There are times when you’re made to see the past wasn’t so long ago, and the future is happening quicker than you realize. That’s what happens when you walk through the “The Way We Worked” at the Louisiana State Penitentiary at Angola Museum.
The show is a Smithsonian Institution traveling exhibit that explores the evolution of how the American workforce performs its jobs. It runs through June 29.
The museum has installed a local exhibit, “Farming on the Farm, Agricultural Operations at Angola,” to coincide with the Smithsonian’s.
“That was one of the requirements of this exhibit,” says Genny Nadler Thomas, the museum’s program and development director. “Museums that host this exhibit must also have a local show, and we’re showing an exhibit about agricultural work at this unique city — Angola.”
Thomas is referring to work by Angola’s inmates and its community of workers, some of whom live in a residential area on the prison farm’s vast spread.
“‘A lot of people have lived and worked here through the years, and we’re interested in their stories,” she says. “They not only can come here and see the exhibit, they can add something of their own.”
The museum has set up a recording station for visitors to share their own Angola stories.
“We’ve already had several people who have come through and told their stories, and all of these stories go straight into the Smithsonian’s archives,” Thomas says.
And all of this combines with the Smithsonian’s show to make visitors stop and think about the journey between old and new.
“What would life be like without teachers, doctors or firefighters?” Thomas asks. “Everyday, Americans are hard at work on farms, factories, in homes or at desks keeping our communities thriving.”
The Smithsonian illustrates these jobs through a series of panels paired with interactive displays. “There are areas where visitors can view films,” Thomas says. “The show covers everything from child labor to smartphones.”

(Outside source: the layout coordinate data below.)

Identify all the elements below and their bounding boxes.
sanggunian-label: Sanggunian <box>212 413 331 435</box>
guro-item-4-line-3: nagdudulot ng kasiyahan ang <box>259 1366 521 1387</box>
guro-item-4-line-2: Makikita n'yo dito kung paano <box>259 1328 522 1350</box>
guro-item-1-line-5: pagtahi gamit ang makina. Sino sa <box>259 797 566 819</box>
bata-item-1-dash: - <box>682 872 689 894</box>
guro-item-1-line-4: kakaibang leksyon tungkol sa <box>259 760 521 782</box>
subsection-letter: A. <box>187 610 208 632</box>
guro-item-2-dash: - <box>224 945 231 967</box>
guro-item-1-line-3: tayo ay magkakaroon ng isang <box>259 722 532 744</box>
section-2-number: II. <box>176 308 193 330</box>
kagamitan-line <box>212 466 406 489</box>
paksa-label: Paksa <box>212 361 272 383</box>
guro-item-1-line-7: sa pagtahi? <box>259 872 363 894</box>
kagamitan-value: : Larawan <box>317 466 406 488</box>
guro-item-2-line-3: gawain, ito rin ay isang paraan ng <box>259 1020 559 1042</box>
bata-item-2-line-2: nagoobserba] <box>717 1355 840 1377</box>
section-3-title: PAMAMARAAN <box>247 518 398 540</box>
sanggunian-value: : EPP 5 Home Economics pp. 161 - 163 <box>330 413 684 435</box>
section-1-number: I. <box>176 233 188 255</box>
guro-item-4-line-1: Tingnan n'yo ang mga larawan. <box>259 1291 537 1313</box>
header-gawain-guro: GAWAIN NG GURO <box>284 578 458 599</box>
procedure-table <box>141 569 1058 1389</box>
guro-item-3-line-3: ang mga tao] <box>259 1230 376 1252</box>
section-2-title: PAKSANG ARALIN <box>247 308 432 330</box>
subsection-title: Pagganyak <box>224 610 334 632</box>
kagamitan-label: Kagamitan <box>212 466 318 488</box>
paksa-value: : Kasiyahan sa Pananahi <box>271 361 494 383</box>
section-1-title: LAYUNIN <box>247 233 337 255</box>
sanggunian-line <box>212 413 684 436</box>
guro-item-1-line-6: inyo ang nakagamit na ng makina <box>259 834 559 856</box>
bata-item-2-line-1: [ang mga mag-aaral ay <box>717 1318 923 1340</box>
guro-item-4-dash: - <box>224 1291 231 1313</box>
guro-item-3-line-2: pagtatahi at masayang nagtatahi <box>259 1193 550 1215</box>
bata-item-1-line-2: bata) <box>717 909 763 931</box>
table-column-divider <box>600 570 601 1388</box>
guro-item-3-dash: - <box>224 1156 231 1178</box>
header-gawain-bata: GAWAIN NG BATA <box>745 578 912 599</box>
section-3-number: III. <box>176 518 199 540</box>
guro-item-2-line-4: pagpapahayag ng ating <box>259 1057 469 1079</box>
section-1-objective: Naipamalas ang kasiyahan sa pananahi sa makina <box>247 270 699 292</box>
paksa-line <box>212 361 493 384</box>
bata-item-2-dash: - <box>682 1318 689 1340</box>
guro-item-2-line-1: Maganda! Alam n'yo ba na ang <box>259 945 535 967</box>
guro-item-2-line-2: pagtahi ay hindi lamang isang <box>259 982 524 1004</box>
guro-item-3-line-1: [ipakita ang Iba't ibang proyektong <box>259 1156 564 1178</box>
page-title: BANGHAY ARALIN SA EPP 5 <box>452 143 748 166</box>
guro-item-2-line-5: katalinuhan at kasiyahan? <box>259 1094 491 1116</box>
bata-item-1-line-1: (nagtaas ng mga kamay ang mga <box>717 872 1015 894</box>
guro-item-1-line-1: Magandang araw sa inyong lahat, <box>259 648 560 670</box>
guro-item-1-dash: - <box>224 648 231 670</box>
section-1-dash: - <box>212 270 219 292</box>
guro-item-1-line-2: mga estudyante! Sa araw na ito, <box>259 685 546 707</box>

Not that long ago people used typewriters to write reports or correspondence. Now people communicate by text message or an email.
“Yes, we have typewriters in this show,” Thomas says. “And the exhibit looks at how some people now do their entire jobs through a smartphone.”
There also are examples of hard hats and miner’s hats, along with photos of workers doing their jobs at the turn of the century.
“And we have photos from the 1960s, when computers took up entire rooms,” Thomas says. “… They were so big, and now we use laptops. The exhibit looks at that, too.”
“The Way We Worked” covers 60 years of American labor. The Louisiana Endowment for the Humanities chose the Angola Museum as its host as part of the Museum on Main Street project, a project that brings exhibits and program to rural cultural organizations.
After leaving Angola, the exhibit will travel to five other Louisiana communities, where it will make others stop and think about then and now.